To be honest, I don't think I ever wanted to stop regardless of people shifting to vlogging and short-form content (TikToks, Shorts, Reels). I've always blogged for myself anyways. Maybe there was a time when I wanted this site to boom, but it wasn't much for attention, but more of awareness. Turns out I never was much of a traveller and a foodie to be able to sustain that short-lived dream. Still, I always enjoyed blogging.
There's been a very long hiatus due to a life-changing event -- becoming a mom. At 2021, I gave birth to my first daughter, and as a first time mom, it took all of me. My time, my sanity, my attention, my everything. I barely got to do things for myself; not even journal. Looking back, I'm happy there was a time in my life only devoted to being a wife and a mom.

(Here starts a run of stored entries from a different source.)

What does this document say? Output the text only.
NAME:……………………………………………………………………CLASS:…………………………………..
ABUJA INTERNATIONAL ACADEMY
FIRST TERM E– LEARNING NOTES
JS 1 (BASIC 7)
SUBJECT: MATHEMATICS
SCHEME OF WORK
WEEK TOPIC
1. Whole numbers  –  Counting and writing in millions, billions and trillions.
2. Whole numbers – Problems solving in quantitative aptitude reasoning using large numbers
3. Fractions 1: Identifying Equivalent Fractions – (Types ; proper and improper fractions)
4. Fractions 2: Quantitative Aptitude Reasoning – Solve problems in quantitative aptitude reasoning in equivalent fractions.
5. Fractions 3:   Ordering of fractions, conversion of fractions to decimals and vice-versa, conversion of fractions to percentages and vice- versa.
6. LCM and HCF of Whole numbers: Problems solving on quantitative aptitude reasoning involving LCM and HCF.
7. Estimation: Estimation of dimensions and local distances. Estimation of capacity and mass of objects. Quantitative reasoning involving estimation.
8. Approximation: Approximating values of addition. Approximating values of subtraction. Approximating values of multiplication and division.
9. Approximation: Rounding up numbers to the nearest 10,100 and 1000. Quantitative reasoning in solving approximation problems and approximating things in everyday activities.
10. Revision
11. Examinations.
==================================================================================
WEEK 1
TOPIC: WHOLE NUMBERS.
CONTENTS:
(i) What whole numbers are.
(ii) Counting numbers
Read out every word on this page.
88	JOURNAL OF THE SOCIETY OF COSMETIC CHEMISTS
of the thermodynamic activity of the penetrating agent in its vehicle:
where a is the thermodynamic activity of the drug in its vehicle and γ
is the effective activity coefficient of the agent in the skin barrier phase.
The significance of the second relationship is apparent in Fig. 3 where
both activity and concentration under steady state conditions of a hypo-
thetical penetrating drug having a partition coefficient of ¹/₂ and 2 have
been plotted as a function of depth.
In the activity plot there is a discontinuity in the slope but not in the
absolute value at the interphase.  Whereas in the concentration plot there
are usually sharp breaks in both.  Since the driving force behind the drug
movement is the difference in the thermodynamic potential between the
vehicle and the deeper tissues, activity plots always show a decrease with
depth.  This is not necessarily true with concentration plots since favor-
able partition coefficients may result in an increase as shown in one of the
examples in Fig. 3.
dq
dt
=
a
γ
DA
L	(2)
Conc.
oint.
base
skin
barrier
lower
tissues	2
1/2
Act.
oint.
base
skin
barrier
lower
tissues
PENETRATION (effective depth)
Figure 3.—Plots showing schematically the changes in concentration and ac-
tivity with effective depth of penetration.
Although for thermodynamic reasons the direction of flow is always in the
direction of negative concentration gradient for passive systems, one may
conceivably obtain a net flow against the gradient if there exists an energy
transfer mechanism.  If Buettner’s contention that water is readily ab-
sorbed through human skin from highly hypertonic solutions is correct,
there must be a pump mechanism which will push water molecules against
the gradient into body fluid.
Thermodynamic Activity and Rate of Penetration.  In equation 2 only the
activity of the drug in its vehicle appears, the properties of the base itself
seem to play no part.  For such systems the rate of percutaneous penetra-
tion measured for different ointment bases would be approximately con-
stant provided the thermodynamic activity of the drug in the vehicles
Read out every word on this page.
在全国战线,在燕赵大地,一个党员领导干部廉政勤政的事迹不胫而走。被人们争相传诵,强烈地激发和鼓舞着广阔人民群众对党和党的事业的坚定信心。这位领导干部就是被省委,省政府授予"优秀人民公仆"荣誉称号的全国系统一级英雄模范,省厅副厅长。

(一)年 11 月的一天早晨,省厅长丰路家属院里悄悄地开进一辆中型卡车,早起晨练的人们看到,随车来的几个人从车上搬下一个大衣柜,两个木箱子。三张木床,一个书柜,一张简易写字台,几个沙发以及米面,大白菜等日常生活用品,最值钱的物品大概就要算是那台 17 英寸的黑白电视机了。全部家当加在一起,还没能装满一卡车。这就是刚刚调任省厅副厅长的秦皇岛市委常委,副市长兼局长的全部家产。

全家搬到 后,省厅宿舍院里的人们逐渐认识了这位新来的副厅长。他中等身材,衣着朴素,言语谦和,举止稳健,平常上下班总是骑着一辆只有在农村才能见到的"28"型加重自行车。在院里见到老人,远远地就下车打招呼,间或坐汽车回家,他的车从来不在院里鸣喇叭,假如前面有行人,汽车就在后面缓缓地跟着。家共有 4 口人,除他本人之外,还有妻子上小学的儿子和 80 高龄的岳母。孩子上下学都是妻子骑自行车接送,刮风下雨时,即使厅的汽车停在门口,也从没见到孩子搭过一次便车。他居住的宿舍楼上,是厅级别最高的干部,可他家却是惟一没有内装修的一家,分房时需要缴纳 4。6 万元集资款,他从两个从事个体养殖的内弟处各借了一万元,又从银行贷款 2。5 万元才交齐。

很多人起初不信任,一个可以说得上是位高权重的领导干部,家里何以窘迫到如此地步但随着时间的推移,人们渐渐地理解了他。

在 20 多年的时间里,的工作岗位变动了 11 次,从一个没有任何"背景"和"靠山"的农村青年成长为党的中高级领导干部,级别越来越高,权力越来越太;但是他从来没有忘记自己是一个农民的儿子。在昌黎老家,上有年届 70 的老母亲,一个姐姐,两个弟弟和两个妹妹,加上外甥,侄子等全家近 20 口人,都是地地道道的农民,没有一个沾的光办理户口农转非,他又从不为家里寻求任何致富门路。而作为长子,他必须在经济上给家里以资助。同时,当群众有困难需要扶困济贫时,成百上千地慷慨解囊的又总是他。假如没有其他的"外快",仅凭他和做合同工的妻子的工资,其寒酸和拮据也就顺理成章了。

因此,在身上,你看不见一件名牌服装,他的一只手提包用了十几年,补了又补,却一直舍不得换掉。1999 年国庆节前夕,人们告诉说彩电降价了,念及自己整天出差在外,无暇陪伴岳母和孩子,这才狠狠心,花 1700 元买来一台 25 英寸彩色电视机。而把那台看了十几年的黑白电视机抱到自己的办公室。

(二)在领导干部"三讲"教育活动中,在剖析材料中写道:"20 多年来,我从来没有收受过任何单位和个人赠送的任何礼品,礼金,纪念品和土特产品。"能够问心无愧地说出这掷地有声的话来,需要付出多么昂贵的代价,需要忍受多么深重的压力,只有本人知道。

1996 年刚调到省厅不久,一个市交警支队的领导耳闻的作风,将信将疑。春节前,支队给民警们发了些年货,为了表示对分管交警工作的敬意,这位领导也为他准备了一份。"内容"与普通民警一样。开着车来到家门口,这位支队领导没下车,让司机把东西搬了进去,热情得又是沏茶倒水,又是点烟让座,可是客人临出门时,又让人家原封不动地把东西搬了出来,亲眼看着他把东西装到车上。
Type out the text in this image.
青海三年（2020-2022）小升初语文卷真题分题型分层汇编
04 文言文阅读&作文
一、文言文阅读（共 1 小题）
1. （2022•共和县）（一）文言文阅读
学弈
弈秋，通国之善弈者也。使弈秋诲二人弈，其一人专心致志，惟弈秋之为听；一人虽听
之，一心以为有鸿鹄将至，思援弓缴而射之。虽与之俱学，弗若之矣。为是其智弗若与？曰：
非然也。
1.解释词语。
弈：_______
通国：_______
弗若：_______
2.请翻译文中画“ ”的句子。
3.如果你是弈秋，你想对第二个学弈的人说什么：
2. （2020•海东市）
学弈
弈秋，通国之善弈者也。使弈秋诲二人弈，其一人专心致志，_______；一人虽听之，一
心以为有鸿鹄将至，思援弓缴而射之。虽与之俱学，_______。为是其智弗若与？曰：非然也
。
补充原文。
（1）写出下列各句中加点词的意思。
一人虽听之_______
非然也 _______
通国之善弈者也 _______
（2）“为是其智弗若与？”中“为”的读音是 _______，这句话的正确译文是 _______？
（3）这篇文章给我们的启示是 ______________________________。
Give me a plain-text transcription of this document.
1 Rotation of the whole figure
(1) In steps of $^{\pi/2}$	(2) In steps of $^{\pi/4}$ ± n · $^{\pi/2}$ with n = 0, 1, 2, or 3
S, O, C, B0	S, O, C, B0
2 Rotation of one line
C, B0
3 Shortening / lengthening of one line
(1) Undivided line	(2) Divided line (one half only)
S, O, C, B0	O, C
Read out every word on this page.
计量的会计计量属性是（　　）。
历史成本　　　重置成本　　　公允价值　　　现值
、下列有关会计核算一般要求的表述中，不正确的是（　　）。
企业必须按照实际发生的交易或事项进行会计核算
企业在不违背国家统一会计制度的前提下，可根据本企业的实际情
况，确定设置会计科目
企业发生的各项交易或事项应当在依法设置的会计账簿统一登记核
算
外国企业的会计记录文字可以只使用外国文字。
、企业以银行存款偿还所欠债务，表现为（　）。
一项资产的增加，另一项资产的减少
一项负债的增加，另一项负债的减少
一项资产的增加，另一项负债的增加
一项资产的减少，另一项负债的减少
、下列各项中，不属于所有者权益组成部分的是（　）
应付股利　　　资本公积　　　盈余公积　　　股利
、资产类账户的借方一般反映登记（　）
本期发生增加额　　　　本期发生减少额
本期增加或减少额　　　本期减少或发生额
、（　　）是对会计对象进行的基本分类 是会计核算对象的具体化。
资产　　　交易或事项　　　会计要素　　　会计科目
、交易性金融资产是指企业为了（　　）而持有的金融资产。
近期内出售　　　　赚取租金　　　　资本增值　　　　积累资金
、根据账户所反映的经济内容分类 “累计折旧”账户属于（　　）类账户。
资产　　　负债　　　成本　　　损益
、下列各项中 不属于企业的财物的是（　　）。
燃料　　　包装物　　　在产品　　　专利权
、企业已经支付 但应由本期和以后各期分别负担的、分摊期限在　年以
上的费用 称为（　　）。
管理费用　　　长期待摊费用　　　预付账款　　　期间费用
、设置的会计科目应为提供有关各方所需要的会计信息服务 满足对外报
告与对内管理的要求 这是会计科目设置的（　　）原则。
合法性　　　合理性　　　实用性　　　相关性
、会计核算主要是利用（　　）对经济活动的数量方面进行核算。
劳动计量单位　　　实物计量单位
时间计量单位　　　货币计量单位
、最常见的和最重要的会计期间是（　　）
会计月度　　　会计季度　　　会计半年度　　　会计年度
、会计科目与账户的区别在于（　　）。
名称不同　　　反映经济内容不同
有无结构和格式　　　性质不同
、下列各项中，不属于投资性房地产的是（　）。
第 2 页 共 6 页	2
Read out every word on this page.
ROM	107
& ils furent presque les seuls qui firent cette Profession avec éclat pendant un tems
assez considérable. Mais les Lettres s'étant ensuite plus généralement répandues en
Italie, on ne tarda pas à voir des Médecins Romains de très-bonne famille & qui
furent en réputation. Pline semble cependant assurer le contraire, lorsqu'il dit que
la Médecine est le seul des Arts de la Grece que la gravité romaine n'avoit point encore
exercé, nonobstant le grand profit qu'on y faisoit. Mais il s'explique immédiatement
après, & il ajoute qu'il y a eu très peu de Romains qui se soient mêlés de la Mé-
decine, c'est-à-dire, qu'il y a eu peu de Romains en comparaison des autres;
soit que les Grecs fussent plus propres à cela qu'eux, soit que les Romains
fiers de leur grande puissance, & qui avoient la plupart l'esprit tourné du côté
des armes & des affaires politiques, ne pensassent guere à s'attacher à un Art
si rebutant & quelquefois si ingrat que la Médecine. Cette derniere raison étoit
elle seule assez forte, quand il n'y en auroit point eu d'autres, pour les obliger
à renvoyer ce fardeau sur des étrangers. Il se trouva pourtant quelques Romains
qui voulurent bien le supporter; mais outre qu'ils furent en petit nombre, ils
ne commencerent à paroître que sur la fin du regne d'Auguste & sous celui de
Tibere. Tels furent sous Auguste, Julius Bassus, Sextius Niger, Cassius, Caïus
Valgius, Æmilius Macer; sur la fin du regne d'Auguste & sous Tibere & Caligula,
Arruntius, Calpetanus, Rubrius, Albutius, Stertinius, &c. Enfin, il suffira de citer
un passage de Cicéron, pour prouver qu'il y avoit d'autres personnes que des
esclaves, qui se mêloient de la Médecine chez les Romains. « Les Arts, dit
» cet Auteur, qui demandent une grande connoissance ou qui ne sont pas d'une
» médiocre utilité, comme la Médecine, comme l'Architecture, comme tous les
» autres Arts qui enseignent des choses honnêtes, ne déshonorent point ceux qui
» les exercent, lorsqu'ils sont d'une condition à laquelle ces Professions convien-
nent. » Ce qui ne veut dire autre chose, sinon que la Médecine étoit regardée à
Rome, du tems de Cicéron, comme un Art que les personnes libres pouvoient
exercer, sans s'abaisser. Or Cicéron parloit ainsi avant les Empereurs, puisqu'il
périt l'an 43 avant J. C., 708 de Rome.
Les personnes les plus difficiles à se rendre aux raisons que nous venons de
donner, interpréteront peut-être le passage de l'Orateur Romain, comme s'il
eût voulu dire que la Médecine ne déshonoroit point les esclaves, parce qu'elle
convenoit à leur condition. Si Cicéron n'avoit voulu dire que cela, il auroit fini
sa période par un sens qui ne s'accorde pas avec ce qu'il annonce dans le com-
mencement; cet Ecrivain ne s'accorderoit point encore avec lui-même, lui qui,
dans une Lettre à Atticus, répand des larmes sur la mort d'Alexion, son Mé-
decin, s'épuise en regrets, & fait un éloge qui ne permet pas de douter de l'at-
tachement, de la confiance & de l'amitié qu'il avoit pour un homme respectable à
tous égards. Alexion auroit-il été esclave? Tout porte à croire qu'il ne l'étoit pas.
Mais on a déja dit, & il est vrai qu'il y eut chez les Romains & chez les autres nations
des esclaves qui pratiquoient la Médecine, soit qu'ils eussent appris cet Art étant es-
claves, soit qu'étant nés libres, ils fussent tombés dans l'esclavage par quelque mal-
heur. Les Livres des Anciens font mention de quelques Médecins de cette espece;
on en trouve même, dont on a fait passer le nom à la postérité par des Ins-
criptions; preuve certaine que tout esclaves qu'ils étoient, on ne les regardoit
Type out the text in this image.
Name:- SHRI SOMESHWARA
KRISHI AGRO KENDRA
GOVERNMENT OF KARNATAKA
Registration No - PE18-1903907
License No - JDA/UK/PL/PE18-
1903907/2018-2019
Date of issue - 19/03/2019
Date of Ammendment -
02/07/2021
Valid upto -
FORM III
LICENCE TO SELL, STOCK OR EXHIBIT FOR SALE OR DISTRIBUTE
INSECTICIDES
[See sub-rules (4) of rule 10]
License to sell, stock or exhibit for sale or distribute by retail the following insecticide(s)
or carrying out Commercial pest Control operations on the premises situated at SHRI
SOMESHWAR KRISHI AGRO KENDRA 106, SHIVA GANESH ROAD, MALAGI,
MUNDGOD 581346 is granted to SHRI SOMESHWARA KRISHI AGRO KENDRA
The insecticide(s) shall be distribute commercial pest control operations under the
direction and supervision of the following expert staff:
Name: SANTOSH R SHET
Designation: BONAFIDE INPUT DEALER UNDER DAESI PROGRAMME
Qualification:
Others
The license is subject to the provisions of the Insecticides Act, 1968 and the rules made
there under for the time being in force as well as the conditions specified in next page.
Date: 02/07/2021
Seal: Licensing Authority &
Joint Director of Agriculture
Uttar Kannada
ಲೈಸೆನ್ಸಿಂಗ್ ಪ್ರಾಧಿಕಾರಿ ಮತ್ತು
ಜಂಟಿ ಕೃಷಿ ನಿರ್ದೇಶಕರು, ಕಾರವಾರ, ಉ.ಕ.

At 2023, I gave birth to my second daughter. Now an experienced mom, I'm proud I've learned a lot about managing my time juggling everything from being a wife, a mom, a homemaker, a daughter, a friend.
A lot has happened since my last post, including moving to our own space. I've had a two-bedroom condo unit since 2013 but has only been leased out. After my last tenant who basically trashed my unit, we decided to renovate it and live in it. While it's been great living at my husband's family home, being on our own made us feel like we're really a family. Bahay bahayan but real life, ganon. I've had to step up my productivity and responsible game up by a ton, and for four years now, with ups and downs, I'm doing well.
I've also gone back to journaling since 2023, and also back to watching concerts. My parents as major proof, music has always been a huge part of my life. As a mom of two below 6, I pretty much still have a regimented lifestyle. But it's really nice to have some days off to do things I used to do pre-motherhood. It's like finding myself after losing myself because of notherhood.
Whenever I get to write in my journal, I discover a kind of creativity in me that I never even knew existed. For the longest time, I never really saw myself as a creative person, but I think I’m slowly learning to accept that maybe, just maybe, I am. And since most of my days are spent with just me and the girls, there are moments when my need for adult conversation suddenly becomes overwhelming. When the words start piling up in my head and feel like they might burst out of me, my journal is always there—quietly waiting, ready to hold everything I need to let out.